The Peace Prize has always been about mindless optimism. But it used to concern itself with actual deeds and accomplishments. Now, with the recent awards to President Barack “Seven Wars” Obama and the Euzis of the European Union, it looks more like the triumph of deranged wishful thinking than anything else. And it does tend to confirm the opinion of long-time EU skeptics who always believed the purpose of the Union was to leash the German military rather than build a common market.

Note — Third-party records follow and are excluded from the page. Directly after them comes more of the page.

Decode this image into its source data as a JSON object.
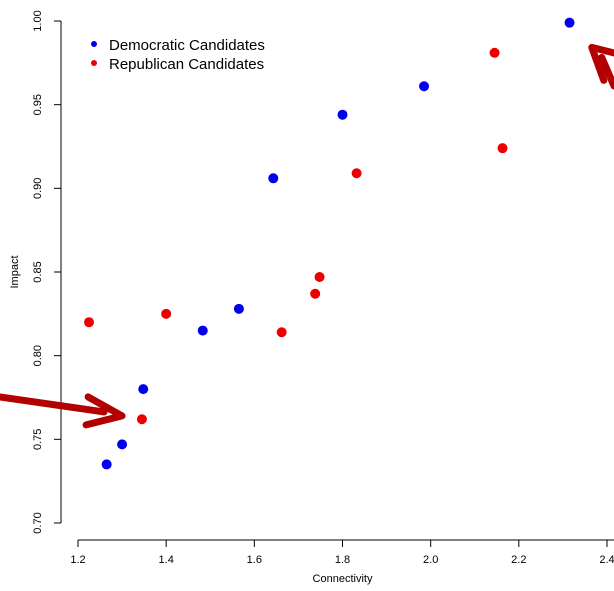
{
  "chart_data": {
    "type": "scatter",
    "title": "",
    "xlabel": "Connectivity",
    "ylabel": "Impact",
    "xlim": [
      1.2,
      2.4
    ],
    "ylim": [
      0.7,
      1.0
    ],
    "xticks": [
      "1.2",
      "1.4",
      "1.6",
      "1.8",
      "2.0",
      "2.2",
      "2.4"
    ],
    "yticks": [
      "0.70",
      "0.75",
      "0.80",
      "0.85",
      "0.90",
      "0.95",
      "1.00"
    ],
    "grid": false,
    "legend_position": "top-left",
    "series": [
      {
        "name": "Democratic Candidates",
        "color": "#0000ee",
        "points": [
          {
            "x": 1.265,
            "y": 0.735
          },
          {
            "x": 1.3,
            "y": 0.747
          },
          {
            "x": 1.348,
            "y": 0.78
          },
          {
            "x": 1.483,
            "y": 0.815
          },
          {
            "x": 1.565,
            "y": 0.828
          },
          {
            "x": 1.643,
            "y": 0.906
          },
          {
            "x": 1.8,
            "y": 0.944
          },
          {
            "x": 1.985,
            "y": 0.961
          },
          {
            "x": 2.315,
            "y": 0.999
          }
        ]
      },
      {
        "name": "Republican Candidates",
        "color": "#ee0000",
        "points": [
          {
            "x": 1.225,
            "y": 0.82
          },
          {
            "x": 1.345,
            "y": 0.762
          },
          {
            "x": 1.4,
            "y": 0.825
          },
          {
            "x": 1.662,
            "y": 0.814
          },
          {
            "x": 1.738,
            "y": 0.837
          },
          {
            "x": 1.748,
            "y": 0.847
          },
          {
            "x": 1.832,
            "y": 0.909
          },
          {
            "x": 2.145,
            "y": 0.981
          },
          {
            "x": 2.163,
            "y": 0.924
          }
        ]
      }
    ],
    "annotations": [
      {
        "type": "arrow",
        "color": "#b30000",
        "points_to": {
          "x": 1.3,
          "y": 0.764
        }
      },
      {
        "type": "arrow",
        "color": "#b30000",
        "points_to": {
          "x": 2.37,
          "y": 0.995
        }
      }
    ]
  }
}
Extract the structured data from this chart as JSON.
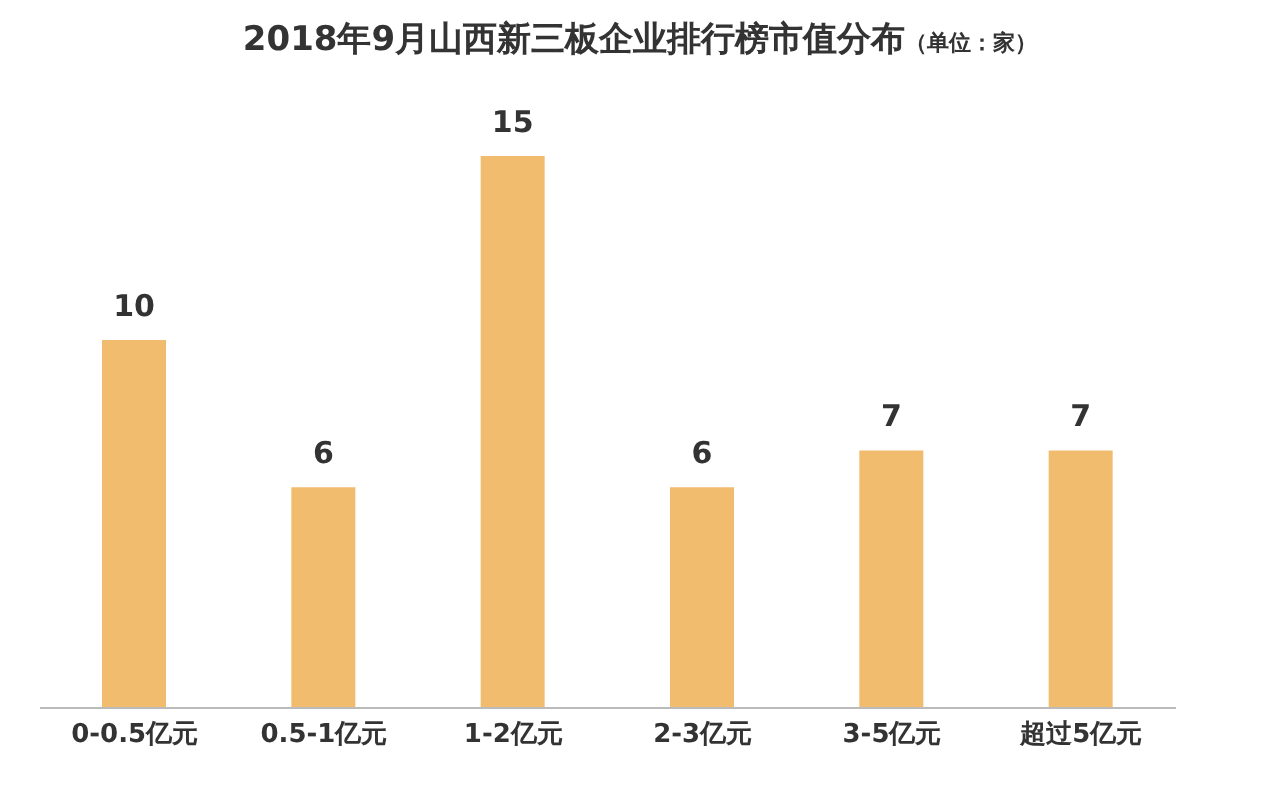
{
  "chart_data": {
    "type": "bar",
    "title": "2018年9月山西新三板企业排行榜市值分布",
    "subtitle": "（单位：家）",
    "categories": [
      "0-0.5亿元",
      "0.5-1亿元",
      "1-2亿元",
      "2-3亿元",
      "3-5亿元",
      "超过5亿元"
    ],
    "values": [
      10,
      6,
      15,
      6,
      7,
      7
    ],
    "color": "#f2bc6e",
    "data_labels": true,
    "grid": false,
    "legend": false
  }
}
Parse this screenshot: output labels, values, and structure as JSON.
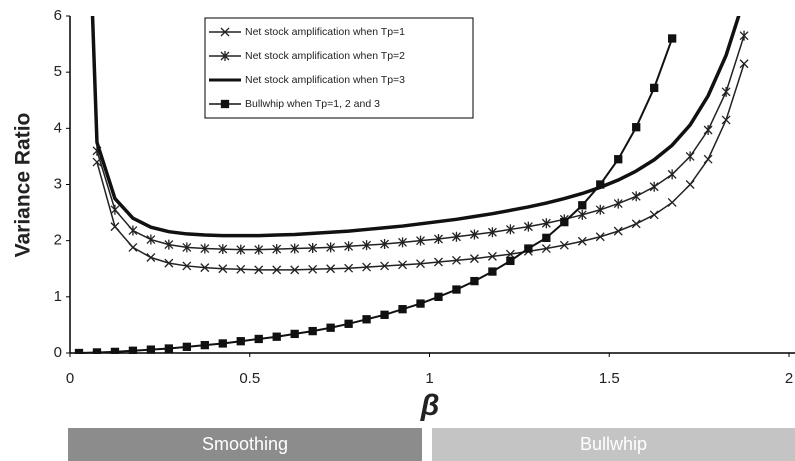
{
  "chart_data": {
    "type": "line",
    "x_label": "β",
    "y_label": "Variance Ratio",
    "xlim": [
      0,
      2
    ],
    "ylim": [
      0,
      6
    ],
    "xticks": [
      0,
      0.5,
      1,
      1.5,
      2
    ],
    "yticks": [
      0,
      1,
      2,
      3,
      4,
      5,
      6
    ],
    "regions": [
      "Smoothing",
      "Bullwhip"
    ],
    "region_colors": [
      "#8c8c8c",
      "#c4c4c4"
    ],
    "series": [
      {
        "name": "Net stock amplification when Tp=1",
        "color": "#222222",
        "marker": "x",
        "x": [
          0.075,
          0.125,
          0.175,
          0.225,
          0.275,
          0.325,
          0.375,
          0.425,
          0.475,
          0.525,
          0.575,
          0.625,
          0.675,
          0.725,
          0.775,
          0.825,
          0.875,
          0.925,
          0.975,
          1.025,
          1.075,
          1.125,
          1.175,
          1.225,
          1.275,
          1.325,
          1.375,
          1.425,
          1.475,
          1.525,
          1.575,
          1.625,
          1.675,
          1.725,
          1.775,
          1.825,
          1.875
        ],
        "values": [
          3.4,
          2.25,
          1.88,
          1.7,
          1.6,
          1.55,
          1.52,
          1.5,
          1.49,
          1.48,
          1.48,
          1.48,
          1.49,
          1.5,
          1.51,
          1.53,
          1.55,
          1.57,
          1.59,
          1.62,
          1.65,
          1.68,
          1.72,
          1.76,
          1.81,
          1.86,
          1.92,
          1.99,
          2.07,
          2.17,
          2.3,
          2.46,
          2.68,
          3.0,
          3.45,
          4.15,
          5.15
        ]
      },
      {
        "name": "Net stock amplification when Tp=2",
        "color": "#222222",
        "marker": "star",
        "x": [
          0.075,
          0.125,
          0.175,
          0.225,
          0.275,
          0.325,
          0.375,
          0.425,
          0.475,
          0.525,
          0.575,
          0.625,
          0.675,
          0.725,
          0.775,
          0.825,
          0.875,
          0.925,
          0.975,
          1.025,
          1.075,
          1.125,
          1.175,
          1.225,
          1.275,
          1.325,
          1.375,
          1.425,
          1.475,
          1.525,
          1.575,
          1.625,
          1.675,
          1.725,
          1.775,
          1.825,
          1.875
        ],
        "values": [
          3.6,
          2.55,
          2.18,
          2.02,
          1.93,
          1.88,
          1.86,
          1.85,
          1.84,
          1.84,
          1.85,
          1.86,
          1.87,
          1.88,
          1.9,
          1.92,
          1.94,
          1.97,
          2.0,
          2.03,
          2.07,
          2.11,
          2.15,
          2.2,
          2.25,
          2.31,
          2.38,
          2.46,
          2.55,
          2.66,
          2.79,
          2.96,
          3.18,
          3.5,
          3.97,
          4.65,
          5.65
        ]
      },
      {
        "name": "Net stock amplification when Tp=3",
        "color": "#111111",
        "marker": "none",
        "x": [
          0.06,
          0.075,
          0.125,
          0.175,
          0.225,
          0.275,
          0.325,
          0.375,
          0.425,
          0.475,
          0.525,
          0.575,
          0.625,
          0.675,
          0.725,
          0.775,
          0.825,
          0.875,
          0.925,
          0.975,
          1.025,
          1.075,
          1.125,
          1.175,
          1.225,
          1.275,
          1.325,
          1.375,
          1.425,
          1.475,
          1.525,
          1.575,
          1.625,
          1.675,
          1.725,
          1.775,
          1.825,
          1.875
        ],
        "values": [
          6.5,
          3.75,
          2.75,
          2.4,
          2.24,
          2.16,
          2.12,
          2.1,
          2.09,
          2.09,
          2.09,
          2.1,
          2.11,
          2.13,
          2.15,
          2.17,
          2.2,
          2.23,
          2.26,
          2.3,
          2.34,
          2.38,
          2.43,
          2.48,
          2.54,
          2.6,
          2.67,
          2.75,
          2.84,
          2.95,
          3.08,
          3.24,
          3.44,
          3.7,
          4.06,
          4.58,
          5.3,
          6.3
        ]
      },
      {
        "name": "Bullwhip when Tp=1, 2 and 3",
        "color": "#111111",
        "marker": "square",
        "x": [
          0.025,
          0.075,
          0.125,
          0.175,
          0.225,
          0.275,
          0.325,
          0.375,
          0.425,
          0.475,
          0.525,
          0.575,
          0.625,
          0.675,
          0.725,
          0.775,
          0.825,
          0.875,
          0.925,
          0.975,
          1.025,
          1.075,
          1.125,
          1.175,
          1.225,
          1.275,
          1.325,
          1.375,
          1.425,
          1.475,
          1.525,
          1.575,
          1.625,
          1.675
        ],
        "values": [
          0.0,
          0.01,
          0.02,
          0.04,
          0.06,
          0.08,
          0.11,
          0.14,
          0.17,
          0.21,
          0.25,
          0.29,
          0.34,
          0.39,
          0.45,
          0.52,
          0.6,
          0.68,
          0.78,
          0.88,
          1.0,
          1.13,
          1.28,
          1.45,
          1.64,
          1.86,
          2.05,
          2.33,
          2.63,
          3.0,
          3.45,
          4.02,
          4.72,
          5.6
        ]
      }
    ]
  }
}
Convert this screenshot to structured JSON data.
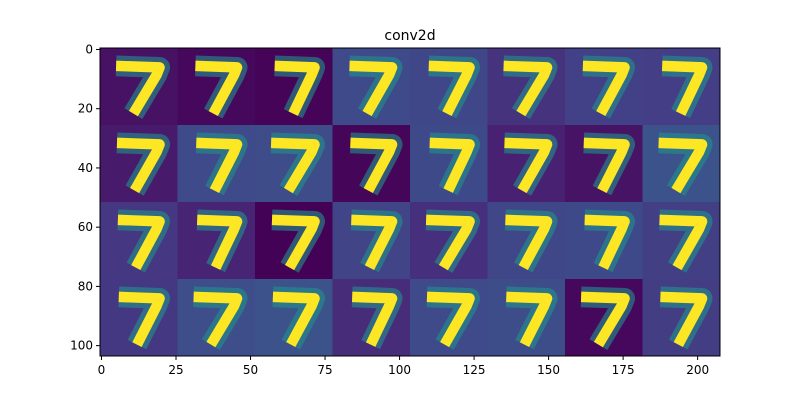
{
  "chart_data": {
    "type": "image",
    "title": "conv2d",
    "xlim": [
      -0.5,
      207.5
    ],
    "ylim": [
      103.5,
      -0.5
    ],
    "xticks": [
      0,
      25,
      50,
      75,
      100,
      125,
      150,
      175,
      200
    ],
    "yticks": [
      0,
      20,
      40,
      60,
      80,
      100
    ],
    "grid": false,
    "tile_colors": [
      [
        "#471264",
        "#46085c",
        "#450457",
        "#3e4a89",
        "#3f4788",
        "#46337e",
        "#424086",
        "#433e85"
      ],
      [
        "#481a6c",
        "#3f4a8a",
        "#3e4c8a",
        "#450559",
        "#3e4989",
        "#482173",
        "#471365",
        "#3b528b"
      ],
      [
        "#453781",
        "#482475",
        "#440256",
        "#414487",
        "#46307e",
        "#3f4788",
        "#3e4989",
        "#423f85"
      ],
      [
        "#453882",
        "#3d4e8a",
        "#3b528b",
        "#472c7a",
        "#3e4a89",
        "#3d4d8a",
        "#46085c",
        "#433d84"
      ]
    ],
    "stroke_color": "#fde725"
  }
}
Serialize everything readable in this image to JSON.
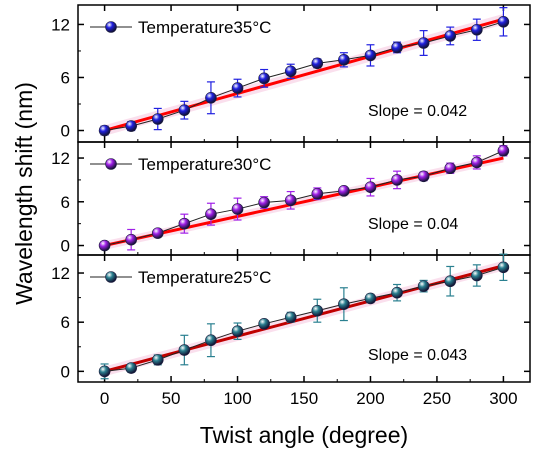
{
  "chart_data": {
    "type": "scatter",
    "xlabel": "Twist angle (degree)",
    "ylabel": "Wavelength shift (nm)",
    "xlim": [
      -20,
      320
    ],
    "x_ticks": [
      0,
      50,
      100,
      150,
      200,
      250,
      300
    ],
    "x_tick_labels": [
      "0",
      "50",
      "100",
      "150",
      "200",
      "250",
      "300"
    ],
    "grid": false,
    "panels": [
      {
        "legend": "Temperature35°C",
        "slope_text": "Slope = 0.042",
        "ylim": [
          -1.3,
          14.2
        ],
        "y_ticks": [
          0,
          6,
          12
        ],
        "y_tick_labels": [
          "0",
          "6",
          "12"
        ],
        "point_color": "#2020e0",
        "fit_color": "#ff0000",
        "fit": {
          "slope": 0.042,
          "intercept": 0.0
        },
        "x": [
          0,
          20,
          40,
          60,
          80,
          100,
          120,
          140,
          160,
          180,
          200,
          220,
          240,
          260,
          280,
          300
        ],
        "y": [
          0.0,
          0.5,
          1.3,
          2.3,
          3.7,
          4.8,
          5.9,
          6.7,
          7.6,
          8.0,
          8.5,
          9.4,
          9.9,
          10.7,
          11.4,
          12.3
        ],
        "err": [
          0.5,
          0.5,
          1.2,
          1.0,
          1.8,
          1.0,
          1.0,
          0.8,
          0.5,
          0.8,
          1.2,
          0.6,
          1.4,
          1.0,
          1.2,
          1.6
        ]
      },
      {
        "legend": "Temperature30°C",
        "slope_text": "Slope = 0.04",
        "ylim": [
          -1.3,
          14.2
        ],
        "y_ticks": [
          0,
          6,
          12
        ],
        "y_tick_labels": [
          "0",
          "6",
          "12"
        ],
        "point_color": "#a020e8",
        "fit_color": "#ff0000",
        "fit": {
          "slope": 0.04,
          "intercept": 0.0
        },
        "x": [
          0,
          20,
          40,
          60,
          80,
          100,
          120,
          140,
          160,
          180,
          200,
          220,
          240,
          260,
          280,
          300
        ],
        "y": [
          0.0,
          0.8,
          1.7,
          3.0,
          4.3,
          5.0,
          5.9,
          6.2,
          7.1,
          7.5,
          8.0,
          9.0,
          9.5,
          10.6,
          11.4,
          13.0
        ],
        "err": [
          0.5,
          1.4,
          0.4,
          1.3,
          1.5,
          1.5,
          0.8,
          1.2,
          0.8,
          0.4,
          1.2,
          1.2,
          0.6,
          0.7,
          0.9,
          0.7
        ]
      },
      {
        "legend": "Temperature25°C",
        "slope_text": "Slope = 0.043",
        "ylim": [
          -1.3,
          14.2
        ],
        "y_ticks": [
          0,
          6,
          12
        ],
        "y_tick_labels": [
          "0",
          "6",
          "12"
        ],
        "point_color": "#2a8090",
        "fit_color": "#c00000",
        "fit": {
          "slope": 0.043,
          "intercept": 0.0
        },
        "x": [
          0,
          20,
          40,
          60,
          80,
          100,
          120,
          140,
          160,
          180,
          200,
          220,
          240,
          260,
          280,
          300
        ],
        "y": [
          0.0,
          0.4,
          1.4,
          2.6,
          3.8,
          4.9,
          5.8,
          6.6,
          7.4,
          8.2,
          8.9,
          9.6,
          10.4,
          11.0,
          11.7,
          12.7
        ],
        "err": [
          0.9,
          0.5,
          0.6,
          1.8,
          2.0,
          1.0,
          0.4,
          0.6,
          1.4,
          2.0,
          0.5,
          1.0,
          0.7,
          1.8,
          1.3,
          1.6
        ]
      }
    ]
  }
}
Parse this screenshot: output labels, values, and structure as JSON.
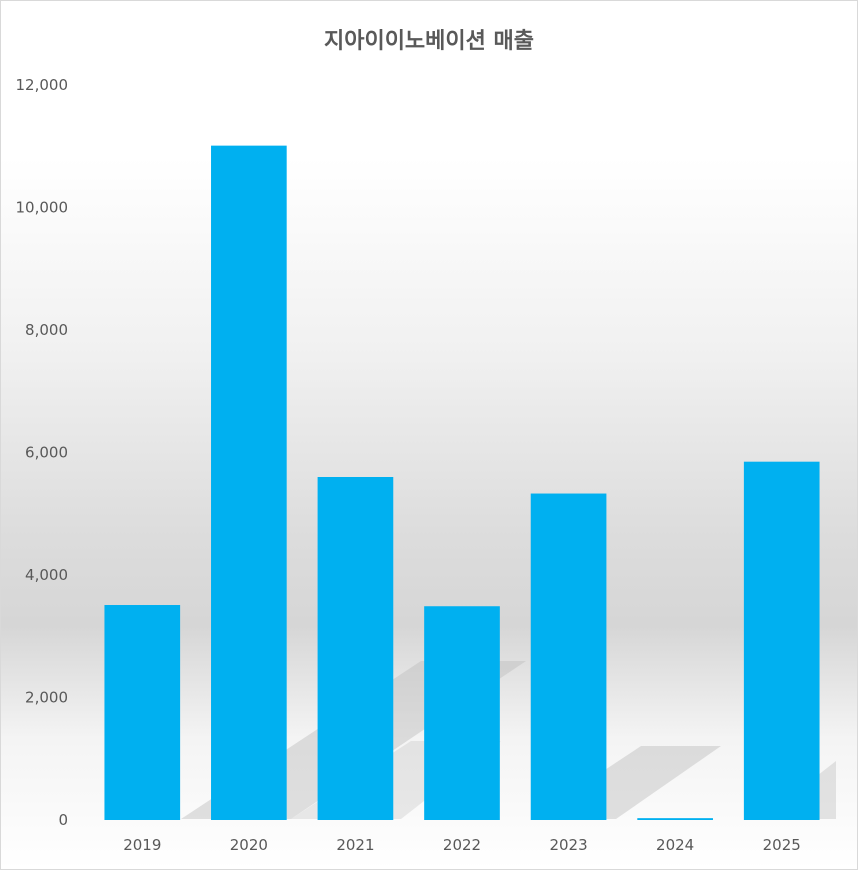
{
  "chart_data": {
    "type": "bar",
    "title": "지아이이노베이션 매출",
    "xlabel": "",
    "ylabel": "",
    "categories": [
      "2019",
      "2020",
      "2021",
      "2022",
      "2023",
      "2024",
      "2025"
    ],
    "values": [
      3510,
      11010,
      5600,
      3490,
      5330,
      30,
      5850
    ],
    "ylim": [
      0,
      12000
    ],
    "yticks": [
      0,
      2000,
      4000,
      6000,
      8000,
      10000,
      12000
    ],
    "ytick_labels": [
      "0",
      "2,000",
      "4,000",
      "6,000",
      "8,000",
      "10,000",
      "12,000"
    ],
    "grid": false,
    "legend": "none",
    "colors": {
      "bar": "#00b0f0",
      "text": "#595959",
      "shadow": "#b8b8b8"
    }
  }
}
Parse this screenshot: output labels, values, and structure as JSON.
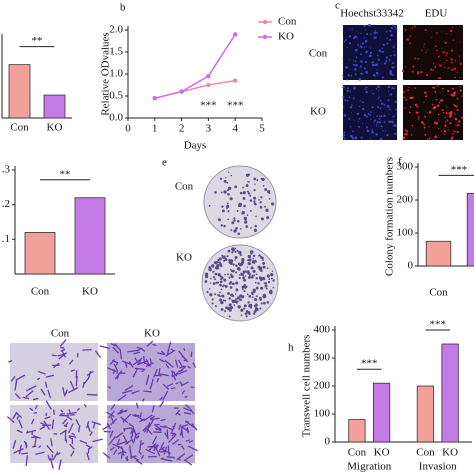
{
  "chart_data": [
    {
      "type": "bar",
      "categories": [
        "Con",
        "KO"
      ],
      "values": [
        1.0,
        0.43
      ],
      "colors": [
        "#f4a09a",
        "#c47be8"
      ],
      "ylim": [
        0,
        1.5
      ],
      "significance": "**"
    },
    {
      "type": "line",
      "label": "b",
      "x": [
        1,
        2,
        3,
        4
      ],
      "xlabel": "Days",
      "ylabel": "Relative ODvalues",
      "series": [
        {
          "name": "Con",
          "color": "#f08aa8",
          "values": [
            0.45,
            0.6,
            0.75,
            0.85
          ]
        },
        {
          "name": "KO",
          "color": "#c86ee8",
          "values": [
            0.45,
            0.6,
            0.95,
            1.9
          ]
        }
      ],
      "xlim": [
        0,
        5
      ],
      "xticks": [
        0,
        1,
        2,
        3,
        4,
        5
      ],
      "ylim": [
        0,
        2
      ],
      "yticks": [
        {
          "value": 0,
          "label": "0.0"
        },
        {
          "value": 0.5,
          "label": "0.5"
        },
        {
          "value": 1,
          "label": "1.0"
        },
        {
          "value": 1.5,
          "label": "1.5"
        },
        {
          "value": 2,
          "label": "2.0"
        }
      ],
      "annotations": [
        "***",
        "***"
      ]
    },
    {
      "type": "bar",
      "categories": [
        "Con",
        "KO"
      ],
      "values": [
        0.12,
        0.22
      ],
      "colors": [
        "#f4a09a",
        "#c47be8"
      ],
      "ylim": [
        0,
        0.3
      ],
      "yticks": [
        {
          "value": 0.1,
          "label": ".1"
        },
        {
          "value": 0.2,
          "label": ".2"
        },
        {
          "value": 0.3,
          "label": ".3"
        }
      ],
      "significance": "**"
    },
    {
      "type": "bar",
      "label": "f",
      "ylabel": "Colony formation numbers",
      "categories": [
        "Con",
        null
      ],
      "values": [
        75,
        220
      ],
      "colors": [
        "#f4a09a",
        "#c47be8"
      ],
      "ylim": [
        0,
        300
      ],
      "yticks": [
        0,
        100,
        200,
        300
      ],
      "significance": "***"
    },
    {
      "type": "grouped-bar",
      "label": "h",
      "ylabel": "Transwell cell numbers",
      "categories": [
        "Migration",
        "Invasion"
      ],
      "series": [
        {
          "name": "Con",
          "color": "#f4a09a",
          "values": [
            80,
            200
          ]
        },
        {
          "name": "KO",
          "color": "#c47be8",
          "values": [
            210,
            350
          ]
        }
      ],
      "ylim": [
        0,
        400
      ],
      "yticks": [
        0,
        100,
        200,
        300,
        400
      ],
      "significance": [
        "***",
        "***"
      ]
    }
  ],
  "panel_c": {
    "label": "c",
    "columns": [
      "Hoechst33342",
      "EDU"
    ],
    "rows": [
      "Con",
      "KO"
    ]
  },
  "panel_e": {
    "label": "e",
    "rows": [
      "Con",
      "KO"
    ]
  },
  "panel_g": {
    "columns": [
      "Con",
      "KO"
    ]
  }
}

I found this to be the most cogent take on the absurdity:
“Giving the EU a peace prize is at best premature, like knighting Sir
Fred Goodwin in the middle of the mad boom. We have no idea how the
experiment to create an anti-democratic federation will end. Hopefully
the answer is very peacefully, but when Greek protesters are wearing
Nazi uniforms, and Spanish youth unemployment is running at 50 per cent,
a look at history suggests there is always the possibility of a bumpy
landing.
Daftest of all is the notion that the EU itself has kept the peace.
It was the Allies led by the Americans, the Russians and the British who
defeated and disarmed the Germans in 1945. The German people then
underwent the most extraordinary reckoning, transforming their country
into an essentially pacifist society. The EU had very little to do with
it. Throughout that period it was Nato, led by the Americans and
British, which kept the peace in Western Europe.”